The new U.K. leader faced her first House of Commons grilling in the job Wednesday, and was repeatedly pressed over who will pick up the tab for a planned multibillion-pound bailout to help consumers and businesses cope with the soaring cost of energy.
The exchange with Labour leader Keir Starmer came after Truss’ newly appointed chancellor, Kwasi Kwarteng, confirmed that the government’s intervention will call for higher borrowing. That is at odds with a tax on energy company profits that the opposition party is pitching.
Starmer, who backs a further tax raid on the profits of oil and gas firms, warned Truss she faces a political choice over “who is going to pay” for a freeze in energy bills.
“The money has got to come from somewhere,” Starmer said. “She knows that every single pound in excess profits she chooses not to tax is an extra pound of borrowing that working people will be forced to pay back for decades to come.”
But Truss shot back: “I am against a windfall tax. I believe it is the wrong thing to be putting companies off investing in the United Kingdom just as we need to be growing the economy.” The full energy plans will be detailed in the House of Commons Thursday, Truss confirmed.
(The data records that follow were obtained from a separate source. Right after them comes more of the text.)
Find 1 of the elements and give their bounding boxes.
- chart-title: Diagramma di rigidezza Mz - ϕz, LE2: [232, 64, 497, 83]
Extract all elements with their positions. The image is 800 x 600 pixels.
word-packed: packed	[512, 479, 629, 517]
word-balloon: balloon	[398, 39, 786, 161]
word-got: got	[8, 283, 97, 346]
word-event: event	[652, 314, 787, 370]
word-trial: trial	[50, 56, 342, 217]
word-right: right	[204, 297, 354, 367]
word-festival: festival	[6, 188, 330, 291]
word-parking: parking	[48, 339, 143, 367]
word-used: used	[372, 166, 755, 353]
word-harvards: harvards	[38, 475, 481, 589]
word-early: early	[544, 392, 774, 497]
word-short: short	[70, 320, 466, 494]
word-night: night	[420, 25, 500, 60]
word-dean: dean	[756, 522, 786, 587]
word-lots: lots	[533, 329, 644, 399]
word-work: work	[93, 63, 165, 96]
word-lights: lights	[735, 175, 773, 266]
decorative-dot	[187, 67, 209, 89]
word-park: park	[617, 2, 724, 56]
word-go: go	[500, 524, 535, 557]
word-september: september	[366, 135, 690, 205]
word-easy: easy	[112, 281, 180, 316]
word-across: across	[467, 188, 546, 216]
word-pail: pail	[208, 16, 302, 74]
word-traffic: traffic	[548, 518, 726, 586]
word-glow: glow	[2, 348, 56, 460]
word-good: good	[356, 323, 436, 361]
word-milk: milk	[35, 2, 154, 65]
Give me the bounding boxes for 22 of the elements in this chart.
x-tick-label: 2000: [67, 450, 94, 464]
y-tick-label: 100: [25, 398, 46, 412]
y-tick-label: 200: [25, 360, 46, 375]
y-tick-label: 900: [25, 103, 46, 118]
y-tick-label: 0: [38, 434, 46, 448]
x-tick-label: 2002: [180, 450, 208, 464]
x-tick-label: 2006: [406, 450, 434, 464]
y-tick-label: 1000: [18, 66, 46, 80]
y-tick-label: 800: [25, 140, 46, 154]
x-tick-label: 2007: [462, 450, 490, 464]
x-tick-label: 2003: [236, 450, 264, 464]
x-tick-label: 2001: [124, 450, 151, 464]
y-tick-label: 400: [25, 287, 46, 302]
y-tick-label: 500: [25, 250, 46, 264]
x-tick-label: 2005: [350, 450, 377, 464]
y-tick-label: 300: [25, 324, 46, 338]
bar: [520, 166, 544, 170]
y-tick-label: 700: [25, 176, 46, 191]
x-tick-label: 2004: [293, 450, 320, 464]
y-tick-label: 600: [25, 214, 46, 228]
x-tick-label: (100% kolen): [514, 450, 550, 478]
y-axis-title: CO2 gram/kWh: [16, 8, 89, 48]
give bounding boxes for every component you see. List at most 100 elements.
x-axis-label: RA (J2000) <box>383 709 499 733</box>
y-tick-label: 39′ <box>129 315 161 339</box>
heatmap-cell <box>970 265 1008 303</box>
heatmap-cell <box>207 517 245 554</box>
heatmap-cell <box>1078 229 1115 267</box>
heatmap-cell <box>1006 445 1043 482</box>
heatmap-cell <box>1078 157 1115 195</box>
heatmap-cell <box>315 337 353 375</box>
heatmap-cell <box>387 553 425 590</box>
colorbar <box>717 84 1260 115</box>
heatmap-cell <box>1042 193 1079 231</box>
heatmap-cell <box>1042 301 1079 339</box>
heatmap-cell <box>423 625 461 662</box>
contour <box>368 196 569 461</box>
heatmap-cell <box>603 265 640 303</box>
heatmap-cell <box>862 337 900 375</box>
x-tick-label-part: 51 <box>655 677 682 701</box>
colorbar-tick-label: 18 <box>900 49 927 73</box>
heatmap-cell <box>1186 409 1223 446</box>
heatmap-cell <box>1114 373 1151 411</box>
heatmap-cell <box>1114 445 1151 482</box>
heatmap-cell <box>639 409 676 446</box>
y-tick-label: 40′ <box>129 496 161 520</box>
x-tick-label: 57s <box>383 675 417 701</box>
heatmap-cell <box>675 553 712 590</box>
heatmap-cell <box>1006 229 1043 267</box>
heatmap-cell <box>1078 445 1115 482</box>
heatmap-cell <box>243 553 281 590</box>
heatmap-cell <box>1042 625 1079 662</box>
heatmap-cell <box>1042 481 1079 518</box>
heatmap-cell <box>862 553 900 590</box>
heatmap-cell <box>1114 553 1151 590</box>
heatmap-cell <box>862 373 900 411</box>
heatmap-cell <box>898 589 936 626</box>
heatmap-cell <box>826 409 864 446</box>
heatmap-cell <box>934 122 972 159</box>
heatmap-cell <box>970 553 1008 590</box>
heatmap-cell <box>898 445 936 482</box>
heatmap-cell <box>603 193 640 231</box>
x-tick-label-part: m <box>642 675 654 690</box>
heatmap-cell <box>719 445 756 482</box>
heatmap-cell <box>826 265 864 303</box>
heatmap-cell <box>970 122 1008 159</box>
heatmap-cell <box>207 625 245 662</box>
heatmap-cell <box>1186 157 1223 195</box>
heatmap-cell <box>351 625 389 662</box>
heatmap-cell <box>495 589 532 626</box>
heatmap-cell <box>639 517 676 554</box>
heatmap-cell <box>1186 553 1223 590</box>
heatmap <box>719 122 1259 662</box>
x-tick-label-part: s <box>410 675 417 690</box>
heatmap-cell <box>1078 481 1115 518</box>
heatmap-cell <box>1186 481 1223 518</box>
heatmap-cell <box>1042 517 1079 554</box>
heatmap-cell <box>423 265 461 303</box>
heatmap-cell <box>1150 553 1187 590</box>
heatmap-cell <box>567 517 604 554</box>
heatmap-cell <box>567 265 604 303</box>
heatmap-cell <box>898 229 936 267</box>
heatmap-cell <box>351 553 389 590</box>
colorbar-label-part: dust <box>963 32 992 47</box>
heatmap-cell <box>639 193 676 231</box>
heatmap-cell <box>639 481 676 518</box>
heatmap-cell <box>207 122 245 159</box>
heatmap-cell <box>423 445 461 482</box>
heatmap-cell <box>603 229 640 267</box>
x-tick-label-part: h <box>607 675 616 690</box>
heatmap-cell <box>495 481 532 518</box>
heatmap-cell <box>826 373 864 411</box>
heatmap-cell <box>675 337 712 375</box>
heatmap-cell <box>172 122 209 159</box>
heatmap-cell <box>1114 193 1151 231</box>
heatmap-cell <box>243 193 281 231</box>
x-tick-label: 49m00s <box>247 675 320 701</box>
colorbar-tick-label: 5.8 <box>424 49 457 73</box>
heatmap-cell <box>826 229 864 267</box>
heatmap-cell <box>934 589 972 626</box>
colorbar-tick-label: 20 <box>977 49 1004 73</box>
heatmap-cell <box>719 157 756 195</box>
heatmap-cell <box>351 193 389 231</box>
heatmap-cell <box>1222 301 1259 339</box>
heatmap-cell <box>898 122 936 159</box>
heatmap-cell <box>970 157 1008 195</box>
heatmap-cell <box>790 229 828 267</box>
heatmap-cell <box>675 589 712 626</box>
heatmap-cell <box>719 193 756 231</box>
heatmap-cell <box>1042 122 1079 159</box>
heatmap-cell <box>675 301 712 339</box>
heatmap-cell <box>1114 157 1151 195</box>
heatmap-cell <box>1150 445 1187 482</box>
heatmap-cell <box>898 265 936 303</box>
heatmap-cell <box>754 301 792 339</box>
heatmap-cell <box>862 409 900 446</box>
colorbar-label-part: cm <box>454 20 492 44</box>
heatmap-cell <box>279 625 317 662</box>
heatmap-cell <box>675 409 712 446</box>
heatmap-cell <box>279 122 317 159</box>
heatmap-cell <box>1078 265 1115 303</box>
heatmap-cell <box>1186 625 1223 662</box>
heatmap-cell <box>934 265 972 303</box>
Kwarteng’s Treasury said Wednesday that its energy intervention would lead to “necessary higher borrowing in the short-term whilst ensuring monetary stability and fiscal discipline over the medium term.”
Starmer also challenged Truss over her flagship campaign pledge not to increase corporation tax as had been planned by her predecessors, accusing the new prime minister of “choosing to hand the water companies polluting our beaches a tax cut,” a reference to a simmering row over the disposal of sewage on Britain’s shores.
In a bid to address longer-term challenges with energy supply, which have been sharply exacerbated by the war in Ukraine, Truss vowed to open up more supply in the North Sea and build more nuclear power stations. And she warned that putting up corporation tax to the same level as France would put off investors.
The new prime minister also called for a resolution in the long-running post-Brexit row with Brussels over the Northern Ireland protocol.
“My preference is for a negotiated solution,” she said, but warned this would “have to deliver all of the things we set out in the Northern Ireland Protocol Bill,” controversial British legislation to sideline parts of the protocol, which the EU argues is in violation of the Brexit deal.
Flanked by her new Cabinet, who met earlier on Wednesday, Truss was welcomed by MPs from across the House, including former Prime Minister Theresa May who hailed the appointment of the third female British leader.